Secondo Confetra l'emergenza si riflette con estrema violenza sulle spedizioni aeree, che già avevano chiuso il 2025 in flessione del 6,1%. Nel marzo 2026, la necessità di rotte alternative per evitare le aree interdette ha causato un balzo delle tariffe del 38% rispetto a febbraio. Tale dinamica è alimentata dal raddoppio del prezzo del jet fuel, su base annua, e dalla necessità di trasportare maggiori quantità di carburante a bordo per coprire tragitti più lunghi, riducendo conseguentemente lo spazio destinabile alle merci.

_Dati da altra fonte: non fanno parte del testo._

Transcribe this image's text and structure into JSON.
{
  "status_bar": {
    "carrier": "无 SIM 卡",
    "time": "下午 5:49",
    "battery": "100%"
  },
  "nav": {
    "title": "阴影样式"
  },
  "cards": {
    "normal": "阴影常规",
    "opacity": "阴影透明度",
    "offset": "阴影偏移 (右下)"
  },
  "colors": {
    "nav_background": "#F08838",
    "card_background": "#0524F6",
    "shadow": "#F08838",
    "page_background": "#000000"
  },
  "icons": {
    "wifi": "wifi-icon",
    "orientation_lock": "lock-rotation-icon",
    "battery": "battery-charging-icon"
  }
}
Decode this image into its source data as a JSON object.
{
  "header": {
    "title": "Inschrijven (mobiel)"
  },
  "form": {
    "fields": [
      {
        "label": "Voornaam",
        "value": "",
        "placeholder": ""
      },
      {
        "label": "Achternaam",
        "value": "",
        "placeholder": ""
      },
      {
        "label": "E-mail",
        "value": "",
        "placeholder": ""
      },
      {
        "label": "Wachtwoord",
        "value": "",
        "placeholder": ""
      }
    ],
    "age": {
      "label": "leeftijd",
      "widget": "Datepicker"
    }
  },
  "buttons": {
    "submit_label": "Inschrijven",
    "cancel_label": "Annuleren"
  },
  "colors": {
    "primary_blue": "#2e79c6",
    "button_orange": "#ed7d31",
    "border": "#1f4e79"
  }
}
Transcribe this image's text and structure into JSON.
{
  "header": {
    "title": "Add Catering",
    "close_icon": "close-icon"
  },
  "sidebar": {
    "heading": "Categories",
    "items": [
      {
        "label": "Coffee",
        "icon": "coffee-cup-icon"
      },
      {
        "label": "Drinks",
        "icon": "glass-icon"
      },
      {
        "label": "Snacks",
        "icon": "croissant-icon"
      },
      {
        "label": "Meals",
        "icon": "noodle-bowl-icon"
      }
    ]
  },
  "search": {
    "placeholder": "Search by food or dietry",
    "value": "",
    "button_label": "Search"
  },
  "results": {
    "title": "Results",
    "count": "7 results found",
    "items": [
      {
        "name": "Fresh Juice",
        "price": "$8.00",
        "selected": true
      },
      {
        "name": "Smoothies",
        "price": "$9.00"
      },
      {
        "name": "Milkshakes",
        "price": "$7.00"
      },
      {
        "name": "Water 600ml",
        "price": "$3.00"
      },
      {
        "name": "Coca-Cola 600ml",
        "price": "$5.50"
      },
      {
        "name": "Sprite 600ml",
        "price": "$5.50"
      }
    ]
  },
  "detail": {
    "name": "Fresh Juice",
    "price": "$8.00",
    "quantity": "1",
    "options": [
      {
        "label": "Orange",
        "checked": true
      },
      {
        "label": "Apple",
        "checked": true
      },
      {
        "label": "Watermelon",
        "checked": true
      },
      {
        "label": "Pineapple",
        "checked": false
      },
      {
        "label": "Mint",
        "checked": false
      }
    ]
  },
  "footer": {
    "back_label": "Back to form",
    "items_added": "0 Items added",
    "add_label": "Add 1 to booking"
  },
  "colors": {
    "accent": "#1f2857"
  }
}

Anche il trasporto stradale, protagonista di un 2025 positivo con una crescita del traffico nazionale del 6,3%, è ora sotto scacco per l’impennata dei costi energetici. In Italia, il prezzo del gasolio ha raggiunto i 2.045,6 euro per 1.000 litri, un valore superiore del 29% rispetto a un anno fa. Considerando che i costi energetici rappresentano circa il 30% delle spese operative, l’incremento dei costi aziendali per l'autotrasporto ha già raggiunto il 9% su base annua. Centrale risulta dunque il tema del credito d’imposta per il quale il settore attende ancora il relativo decreto interministeriale.

In questo scenario di estrema incertezza, l’innovazione tecnologica, emerge dall’analisi di Confetra, stenta a decollare. Appena il 6% delle imprese adotta oggi soluzioni di Intelligenza Artificiale, uno strumento che risulterebbe invece cruciale per ottimizzare le rotte e gestire l'impatto dei costi in tempo reale. Un segnale positivo arriva però dagli investimenti nel capitale umano, con il 51% delle aziende che punta con continuità sulla formazione digitale.